PRAGUE, July 7, 2006 (RFE/RL) -- Haraszti says the media situation in Central Asia is characterized by multiple print and Internet outlets. But, he adds, control over television and other broadcast media remains in a few select hands.
"It is basically a slope of pluralism which is higher in the case of the print press but a bit lower in the case of the broadcast media," Haraszti says. "Pluralism is quite confined in the whole region to the print media and actually toward the Internet, [and among] the different media types that the Internet is hosting. But in the broadcast field -- even in countries where there is privately-owned broadcast media, [and] even in countries where there is a kind of a readiness for a transformation of state-owned media into public-service media to be found -- the actual content of broadcast media is quite monopolized and not really covering the whole of political life in a fair and objective fashion." No Quick Solutions?
Haraszti says he sees a discernable trend among Central Asian governments to tighten legislation to keep media outlets silent -- especially independent media outlets that question state policy or official conduct.
"I still couldn't visit Uzbekistan. Otherwise, I was able to visit all other four countries in the region. And I hope very much that the level of cooperation with Uzbekistan and Turkmenistan will improve in the future."
"We observe a sadly growing trend of administrative discrimination vis-a-vis the fragile and economically weak independent print media -- different types of new regulations, registration, re-registration regimes, accreditation problems, all of them in the form of a seemingly objective regulatory framework," Haraszti says. "But, in fact, [such measures] somehow always [are] hitting at the independent press and almost never at the official, state-owned press -- which is a form of discrimination."
Haraszti notes that all five Central Asian republics -- all of them OSCE member states -- inherited a Soviet mentality with respect to the media. He says that, as a result, it will be some time before anyone can expect media laws in the region to conform to those in Western democracies. But Haraszti says that-- in keeping with his OSCE mandate -- his office does contact Central Asian authorities to alert them to regulations that contradict those in other parts of the OSCE.
"We have set medium-range goals for media democratization, which we always do," Haraszti says. "So these are decriminalization of all types of punitive laws that penalize speech offenses in a criminal way, [that is, to] criminalize them. We ask all participating states to put all of those offenses into the domain of civil law, [that is] civil court, instead of criminalizing journalists for what they do even if they do it in a way that has to be sanctioned somehow."
Such laws have silenced or jailed journalists in several Central Asian states. Occasional 'Intervention'
Haraszti says there have been times when it was necessary to stage what he terms an "intervention." He notes Kazakhstan, where the government complained of too many media outlets and introduced amendments that simply made it more difficult for media and journalists.

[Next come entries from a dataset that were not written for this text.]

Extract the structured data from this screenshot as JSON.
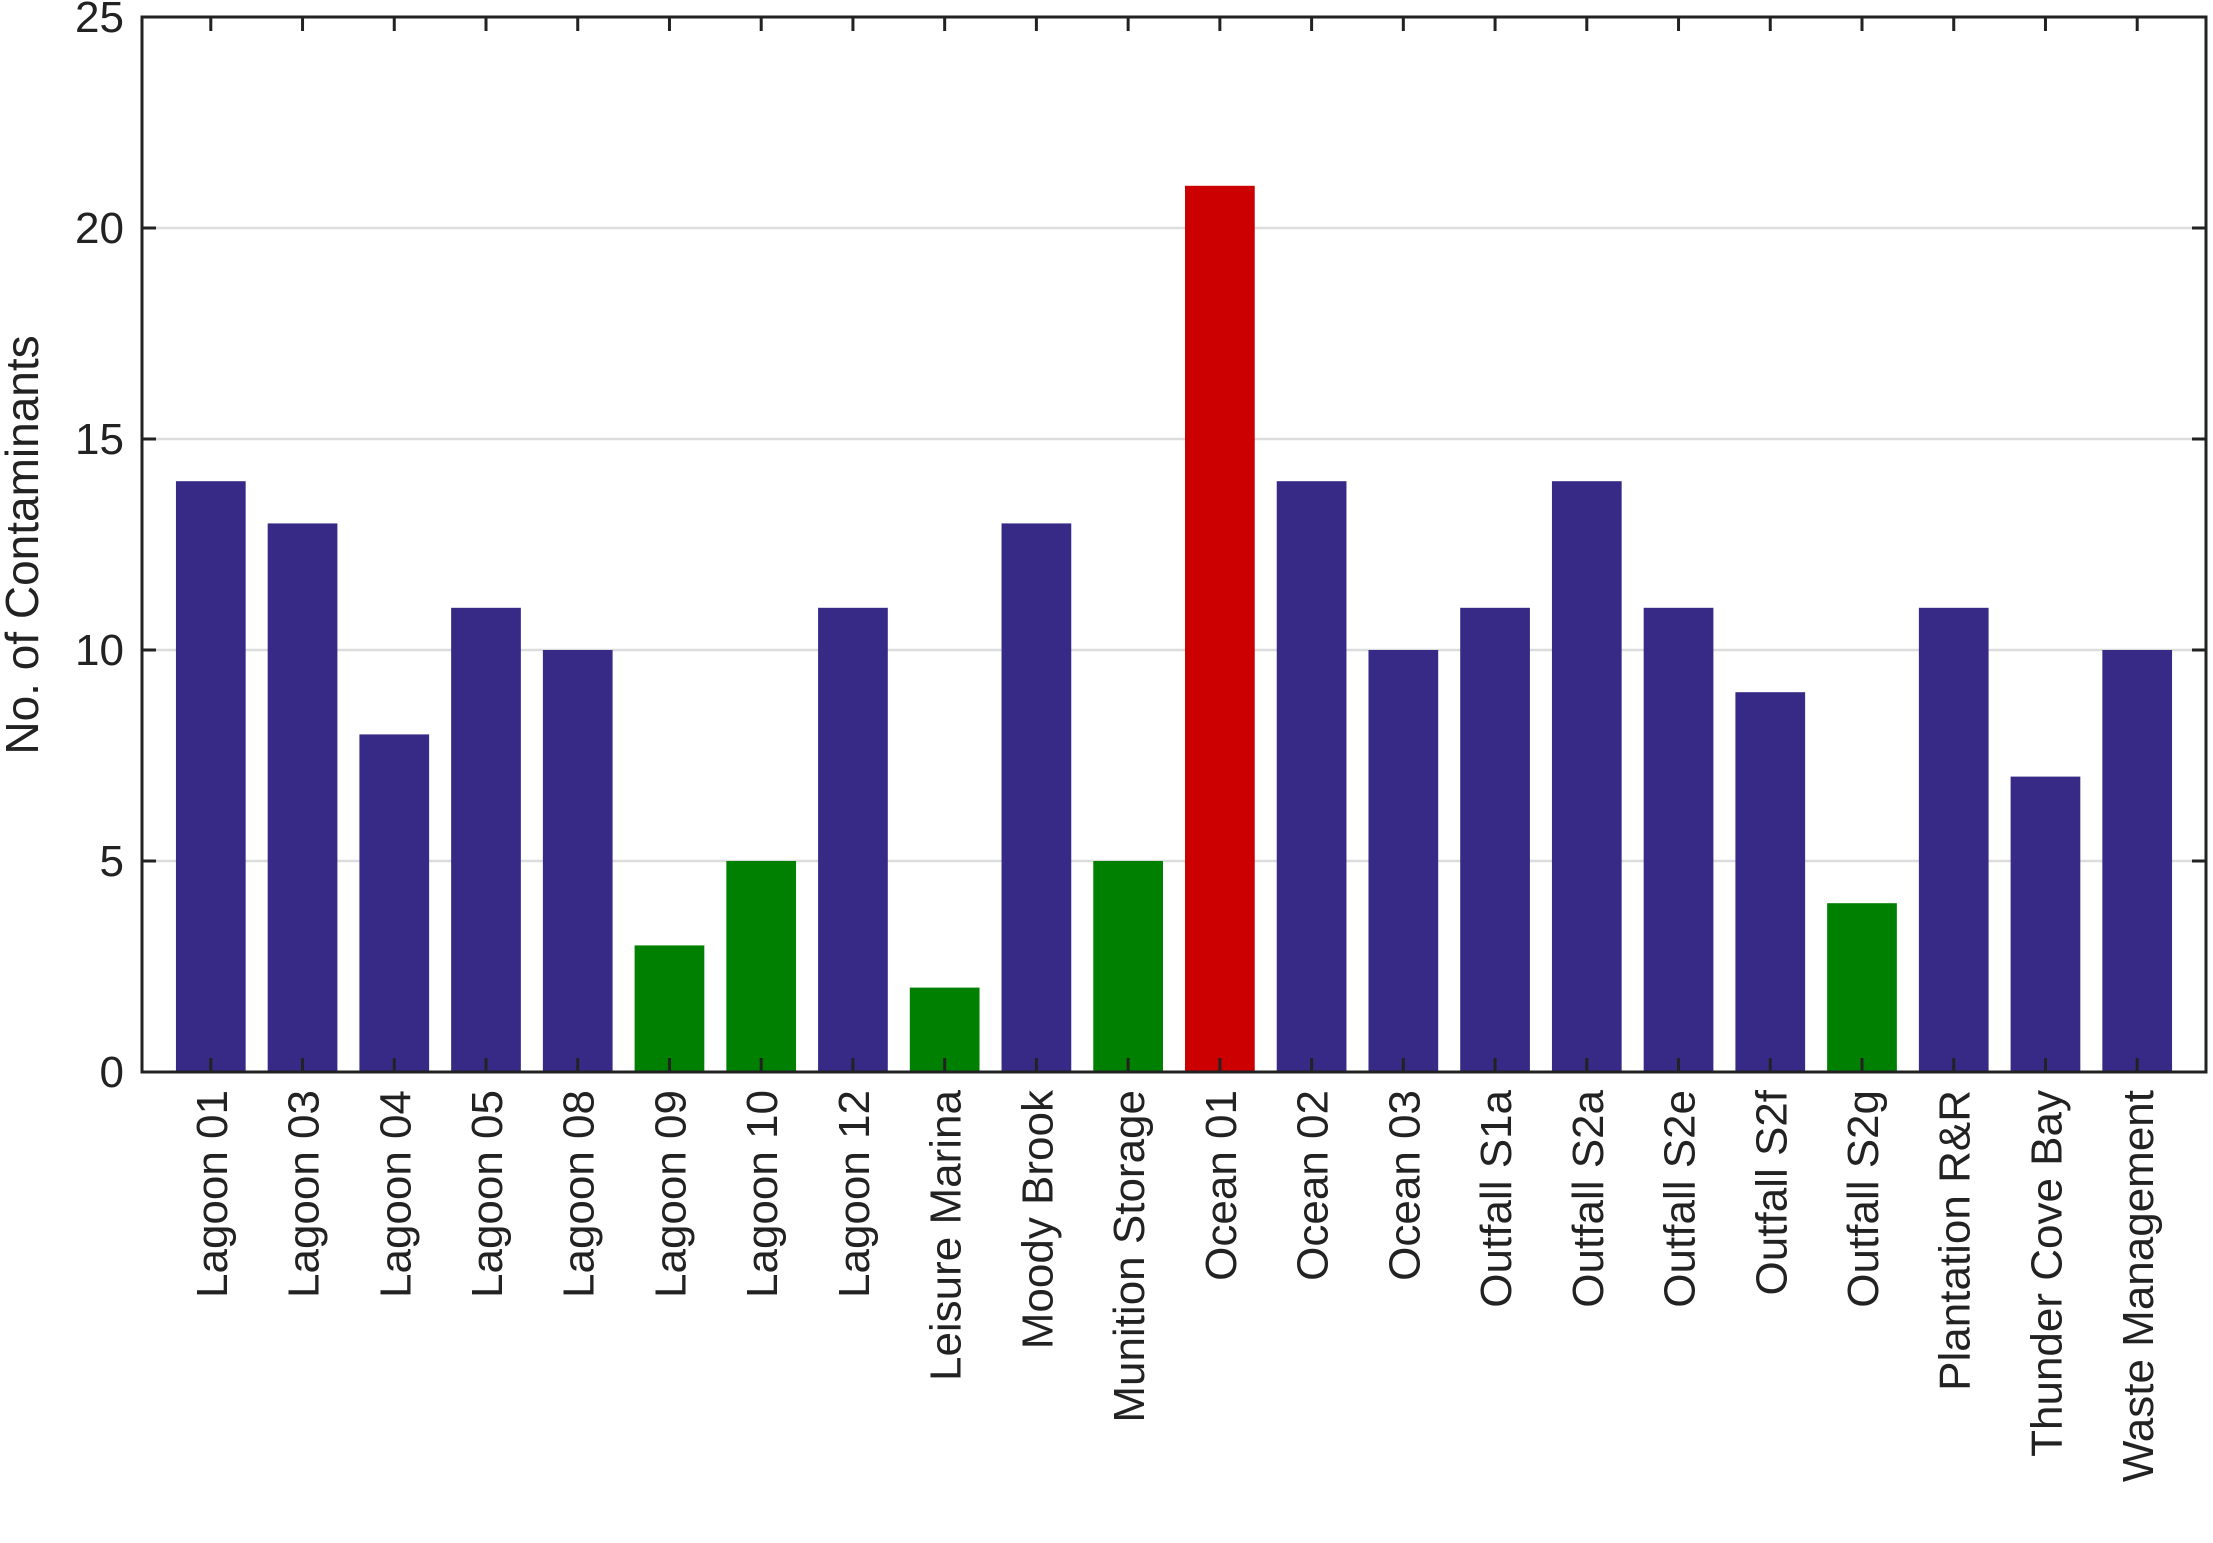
{
  "chart_data": {
    "type": "bar",
    "title": "",
    "xlabel": "",
    "ylabel": "No. of Contaminants",
    "ylim": [
      0,
      25
    ],
    "yticks": [
      0,
      5,
      10,
      15,
      20,
      25
    ],
    "grid": "horizontal",
    "categories": [
      "Lagoon 01",
      "Lagoon 03",
      "Lagoon 04",
      "Lagoon 05",
      "Lagoon 08",
      "Lagoon 09",
      "Lagoon 10",
      "Lagoon 12",
      "Leisure Marina",
      "Moody Brook",
      "Munition Storage",
      "Ocean 01",
      "Ocean 02",
      "Ocean 03",
      "Outfall S1a",
      "Outfall S2a",
      "Outfall S2e",
      "Outfall S2f",
      "Outfall S2g",
      "Plantation R&R",
      "Thunder Cove Bay",
      "Waste Management"
    ],
    "values": [
      14,
      13,
      8,
      11,
      10,
      3,
      5,
      11,
      2,
      13,
      5,
      21,
      14,
      10,
      11,
      14,
      11,
      9,
      4,
      11,
      7,
      10
    ],
    "bar_colors": [
      "#372a87",
      "#372a87",
      "#372a87",
      "#372a87",
      "#372a87",
      "#008000",
      "#008000",
      "#372a87",
      "#008000",
      "#372a87",
      "#008000",
      "#cc0000",
      "#372a87",
      "#372a87",
      "#372a87",
      "#372a87",
      "#372a87",
      "#372a87",
      "#008000",
      "#372a87",
      "#372a87",
      "#372a87"
    ],
    "colors": {
      "default": "#372a87",
      "low": "#008000",
      "high": "#cc0000",
      "grid": "#dcdcdc",
      "axis": "#222222"
    }
  }
}
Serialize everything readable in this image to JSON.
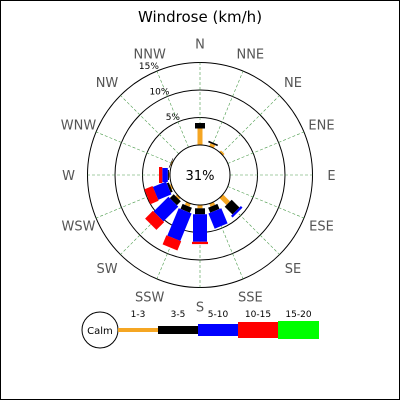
{
  "chart_data": {
    "type": "windrose",
    "title": "Windrose (km/h)",
    "calm_label": "31%",
    "ring_labels": [
      "5%",
      "10%",
      "15%"
    ],
    "rings": [
      5,
      10,
      15
    ],
    "directions": [
      "N",
      "NNE",
      "NE",
      "ENE",
      "E",
      "ESE",
      "SE",
      "SSE",
      "S",
      "SSW",
      "SW",
      "WSW",
      "W",
      "WNW",
      "NW",
      "NNW"
    ],
    "legend": {
      "calm": "Calm",
      "bins": [
        "1-3",
        "3-5",
        "5-10",
        "10-15",
        "15-20"
      ],
      "colors": [
        "#f5a623",
        "#000000",
        "#0000ff",
        "#ff0000",
        "#00ff00"
      ]
    },
    "series": [
      {
        "direction": "N",
        "values": [
          3.0,
          1.0,
          0,
          0,
          0
        ]
      },
      {
        "direction": "NNE",
        "values": [
          0.6,
          0.3,
          0,
          0,
          0
        ]
      },
      {
        "direction": "NE",
        "values": [
          0.4,
          0,
          0,
          0,
          0
        ]
      },
      {
        "direction": "ENE",
        "values": [
          0,
          0,
          0,
          0,
          0
        ]
      },
      {
        "direction": "E",
        "values": [
          0,
          0,
          0,
          0,
          0
        ]
      },
      {
        "direction": "ESE",
        "values": [
          0,
          0,
          0,
          0,
          0
        ]
      },
      {
        "direction": "SE",
        "values": [
          1.8,
          2.0,
          0.4,
          0,
          0
        ]
      },
      {
        "direction": "SSE",
        "values": [
          0.6,
          1.0,
          3.0,
          0,
          0
        ]
      },
      {
        "direction": "S",
        "values": [
          0.6,
          1.1,
          5.0,
          0.4,
          0
        ]
      },
      {
        "direction": "SSW",
        "values": [
          0.6,
          1.0,
          5.4,
          1.8,
          0
        ]
      },
      {
        "direction": "SW",
        "values": [
          0.4,
          1.0,
          3.8,
          2.0,
          0
        ]
      },
      {
        "direction": "WSW",
        "values": [
          0.3,
          0.4,
          2.6,
          1.6,
          0
        ]
      },
      {
        "direction": "W",
        "values": [
          0.2,
          0.2,
          1.0,
          0.6,
          0
        ]
      },
      {
        "direction": "WNW",
        "values": [
          0.2,
          0.1,
          0,
          0,
          0
        ]
      },
      {
        "direction": "NW",
        "values": [
          0,
          0,
          0,
          0,
          0
        ]
      },
      {
        "direction": "NNW",
        "values": [
          0,
          0,
          0,
          0,
          0
        ]
      }
    ]
  }
}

"They introduced these amendments, and now these amendments are actually making fines higher," Haraszti says. "They reintroduce registration, [or rather] they introduce re-registration, at any given occasion when business data -- like the office address -- has changed in a given outlet. And fees are introduced for registration. And a very important and actually very restrictive provision, [or] draft provision, is that the persons who have worked for any media outlet that has earlier been closed by a court ruling cannot apply to be editors with newly registered media, cannot register a media [outlet]. And that, I think, is something that probably constitutionally is a questionable requirement because it puts another punishment on top of what the courts at that time have ruled."
Haraszti expresses hope that Kazakh President Nursultan Nazarbaev might veto the draft law. But earlier this week, Nazarbaev signed the media amendments into law despite objections from rights groups inside and outside Kazakhstan.
Haraszti indicates there are some countries with which the OSCE's level of cooperation is still not good.
"I still couldn't visit Uzbekistan," Haraszti says. "Otherwise, I was able to visit all other four countries in the region. And I hope very much that the level of cooperation with Uzbekistan and Turkmenistan will improve in the future."
Haraszti says that an annual OSCE-sponsored event dedicated to the region's journalists might provide a possible avenue to improving ties with Central Asian states.
"We will be having a Central Asian Media gathering in October in Bishkek, in Kyrgyzstan, where we will be discussing the sustainability of media -- both privatized and new media start-ups," Haraszti says. "[We will discuss] how to make them compatible with the market [and] how to help their freedom by sane policy of the publisher and of the editor on the market. And we are having a first day of deliberations and a second day of training for the participants. This will be in October in Bishkek. Last year...we had participants from all five [Central Asian states], which was a very happy circumstance, and we hope to repeat it this year."
Haraszti also says he hopes to be making another tour through the region soon.